Mylène Goupil, Le Détonateur (SF)

Mylène Goupil
Le Détonateur
Montréal, Fides, 1992, 198 p.
Tenez vos tuques ! Ce roman, c’est du pas ordinaire ! Et surtout, ne vous attendez à rien de très régulier : la seule règle passe par l’imaginaire et l’originalité. Même l’intrigue y est subordonnée. Ne vous étonnez donc de rien et, surtout, ne lisez ce livre en public que si vous ne craignez pas de rire à gorge déployée devant tout le monde.
Justement, c’est de gorge dont il est question. Le maître de musique Stratocumulus n’est qu’un réparateur passant le plus clair de son temps à écouter son propre répondeur expliquer à d’éventuels clients qu’il est en voyage à Paris.

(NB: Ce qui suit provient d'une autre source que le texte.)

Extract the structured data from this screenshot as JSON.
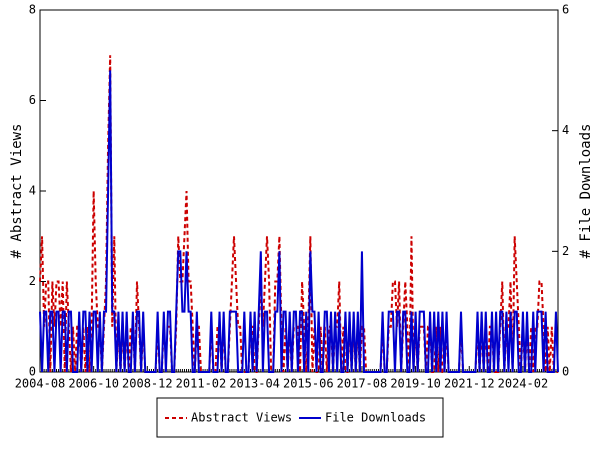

Jusqu’au jour où Carlo Marconi, l’imprésario le plus en demande sur la planète, l’appelle pour lui demander un service.
La mission de maître Stratocumulus sera de guérir Merise, la chanteuse la plus populaire de l’année, qui souffre d’une extinction de voix peu banale : le sel des larmes ravalées par Merise s’est déposé sur les diamants de sa gorge et en ternissent l’éclat… N’avais-je pas dit qu’il fallait s’attendre à tout ?
Après le succès de l’opération, Carlo Marconi recourt aux services du maître pour régler le problème du procureur Igor Gonzola, dont la célèbre corde vocale parvient à influencer tous ceux qui l’écoutent. Alors il vient à l’esprit de Stratocumulus de prendre à l’orateur sa corde vocale et de la remplacer par une corde métallique.
Mais la corde vocale du procureur ne suffit pas à maître Stratocumulus, il convoite aussi celles des plus grands chanteurs et des vedettes les plus populaires, puis décide d’entreprendre une carrière triomphale avec l’aide de l’imprésario Marconi.
Bien que racontée d’une façon humoristique, l’histoire n’en demeure pas moins très sérieuse. L’auteure nous décrit une société cruelle régie par l’argent, où les procès sont des spectacles courus, où l’esclavage est permis et où la voix humaine sert à s’enrichir. Tout le monde veut être populaire, mais il n’est pas facile de devenir riche et célèbre quand on veut en plus améliorer le sort du monde, comme le souhaite maître Stratocumulus : il y a des choix à faire.
Pourtant, s’il n’en tenait qu’à cela, Le Détonateur ne se démarquerait guère d’autres romans qui l’ont précédé. Ce qui en fait une œuvre si intéressante, c’est le style de l’auteure. Elle arrive à nous faire rire ou sourire à toutes les pages, en jouant avec les tournures de phrase et en les prenant au pied de la lettre, de manière loufoque, en situant son histoire dans un monde fantaisiste évoquant celui des Loony Toons, avec ses ampoules timides, ses étagères chatouilleuses, ses guitares douées de sentiments…
C’est cet humour irrésistible, tout à fait absurde, qui fait du roman un vrai petit bijou. Et, curieusement, le côté drôle de l’histoire ne vient que renforcer le côté sérieux afin de rendre le message encore plus évident. Il est impossible de croire à ce monde et ses personnages, mais il est aisé de s’identifier à la situation. À la fin, on a beaucoup ri, certes, mais on en retire autre chose : une réflexion sur le pouvoir de la voix et sur le monde du show-business.